The Sen1ΔLP mutant is strongly defective in transcription termination in vivo. Northern blot analyses of two well‐characterized NNS‐targets, snR47 and snR13, in a Sen1‐AID (auxin‐induced degron, Nishimura et al, 2009) strain carrying a plasmid (pFL39) expressing either the wt or a ΔLP version of SEN1. A strain harboring an empty vector was included as a positive control for termination defects. To detect the primary products of NNS‐dependent termination that are processed/degraded by the exosome, the strain was also deleted in the exonuclease RRP6. Sen1‐AID was depleted for 1 h by the addition of 100 μM indole‐3‐acetic acid (a natural auxin) to monitor the capacity of the plasmid‐borne versions of SEN1 to induce transcription termination. The strong accumulation of longer RNA species in the sen1ΔLP mutant compared to the wt is indicative of major termination defects. Under non‐depletion conditions, the strain harboring the mutant protein exhibits a dominant‐negative phenotype (partial termination defects), indicating that Sen1ΔLP has similar expression levels compared to the endogenous Sen1. The ACT1 transcript is used as a loading control.

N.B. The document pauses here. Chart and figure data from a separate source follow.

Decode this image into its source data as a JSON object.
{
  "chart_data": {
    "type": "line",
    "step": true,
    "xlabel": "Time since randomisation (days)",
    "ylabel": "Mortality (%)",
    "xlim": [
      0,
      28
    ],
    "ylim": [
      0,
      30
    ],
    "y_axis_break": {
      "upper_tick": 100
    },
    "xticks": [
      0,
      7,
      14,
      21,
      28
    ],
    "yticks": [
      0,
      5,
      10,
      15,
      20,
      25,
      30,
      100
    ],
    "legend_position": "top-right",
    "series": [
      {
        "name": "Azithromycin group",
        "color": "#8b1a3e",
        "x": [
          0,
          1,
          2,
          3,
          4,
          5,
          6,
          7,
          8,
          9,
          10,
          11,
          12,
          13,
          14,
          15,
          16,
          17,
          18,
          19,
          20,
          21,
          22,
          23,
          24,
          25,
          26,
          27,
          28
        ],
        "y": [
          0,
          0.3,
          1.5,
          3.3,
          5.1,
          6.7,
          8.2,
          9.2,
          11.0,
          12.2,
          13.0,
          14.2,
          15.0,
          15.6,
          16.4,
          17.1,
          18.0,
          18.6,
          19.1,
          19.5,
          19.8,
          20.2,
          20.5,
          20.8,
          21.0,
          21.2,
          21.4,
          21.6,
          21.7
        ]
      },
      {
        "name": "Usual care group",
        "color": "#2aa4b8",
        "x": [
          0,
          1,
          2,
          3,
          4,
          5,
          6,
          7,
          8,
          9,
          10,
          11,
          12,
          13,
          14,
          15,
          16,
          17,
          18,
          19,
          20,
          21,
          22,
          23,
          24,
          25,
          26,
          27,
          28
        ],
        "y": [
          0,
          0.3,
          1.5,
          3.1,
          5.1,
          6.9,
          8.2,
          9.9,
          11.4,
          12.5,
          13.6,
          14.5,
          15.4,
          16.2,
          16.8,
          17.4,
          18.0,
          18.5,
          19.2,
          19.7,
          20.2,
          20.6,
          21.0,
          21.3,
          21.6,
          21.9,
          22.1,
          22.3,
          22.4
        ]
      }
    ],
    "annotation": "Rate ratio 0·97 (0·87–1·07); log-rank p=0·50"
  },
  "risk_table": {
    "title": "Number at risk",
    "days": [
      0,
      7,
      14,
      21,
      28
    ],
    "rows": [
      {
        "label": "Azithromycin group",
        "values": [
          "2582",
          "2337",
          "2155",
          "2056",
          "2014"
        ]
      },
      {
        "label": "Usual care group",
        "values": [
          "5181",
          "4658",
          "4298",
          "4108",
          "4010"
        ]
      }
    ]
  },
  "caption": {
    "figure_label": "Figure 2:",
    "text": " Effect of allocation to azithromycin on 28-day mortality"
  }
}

Figure 6.Functional characterization of Sen1Hel mutants harboring AOA2‐associated substitutions
Mapping of selected AOA2‐associated substitutions (shown in magenta) introduced at the equivalent positions in Sen1Hel for their functional analysis. The mutations are reported in Chen et al (2014) and in the UCLA Neurogenetics SETX Database.
Quantitative measurements of RNA binding affinities of the mutants by fluorescence anisotropy using fluorescently labeled AU‐rich RNA as the substrate. The data were fitted to a binding equation describing a single‐site binding model to obtain the dissociation constants (KD, indicated on the left of the curves). The best fit was plotted as a solid line. The KDs and their corresponding errors are the mean and standard deviation (SD) of a minimum of three independent experiments.

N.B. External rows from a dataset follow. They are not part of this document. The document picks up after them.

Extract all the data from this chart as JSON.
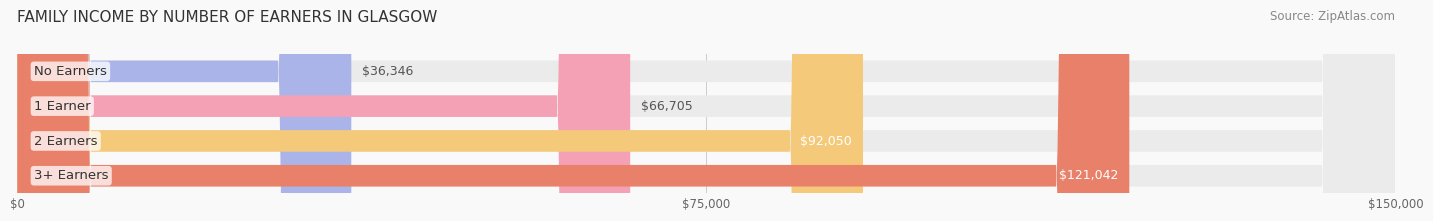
{
  "title": "FAMILY INCOME BY NUMBER OF EARNERS IN GLASGOW",
  "source": "Source: ZipAtlas.com",
  "categories": [
    "No Earners",
    "1 Earner",
    "2 Earners",
    "3+ Earners"
  ],
  "values": [
    36346,
    66705,
    92050,
    121042
  ],
  "bar_colors": [
    "#aab4e8",
    "#f4a0b5",
    "#f5c97a",
    "#e8806a"
  ],
  "track_color": "#ebebeb",
  "label_colors": [
    "#333333",
    "#333333",
    "#ffffff",
    "#ffffff"
  ],
  "value_labels": [
    "$36,346",
    "$66,705",
    "$92,050",
    "$121,042"
  ],
  "x_ticks": [
    0,
    75000,
    150000
  ],
  "x_tick_labels": [
    "$0",
    "$75,000",
    "$150,000"
  ],
  "xlim": [
    0,
    150000
  ],
  "background_color": "#f9f9f9",
  "bar_height": 0.62,
  "bar_gap": 0.18,
  "title_fontsize": 11,
  "label_fontsize": 9.5,
  "value_fontsize": 9,
  "source_fontsize": 8.5
}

Analysis of the ATPase activity of the Sen1Hel R1820Q mutant predicted to be affected in nucleotide binding. Values correspond to the average and SD of three independent experiments.
Assessment of the effect of several AOA2‐associated mutations on Sen1Hel unwinding activity. RNA:DNA duplex unwinding reactions using a 75‐mer RNA annealed to a 20‐mer DNA oligonucleotide (see Appendix Table S1) leaving a 5′‐end 55 nt single‐strand overhang as the substrate. Reactions contained 30 nM of Sen1Hel variants and 0.5 nM of substrate. The efficiency of unwinding indicated corresponds to the fraction of substrate unwound by the different proteins at 30 min. Values correspond to the average and SD of three independent experiments.
Analysis of the impact of AOA2‐associated mutations on the efficiency of transcription termination. IVTT assays performed in the presence of 80 nM of the different Sen1 variants. The values of nascent RNA released correspond to one out of two independent experiments. Quantification of both experiments is included in the corresponding source data file.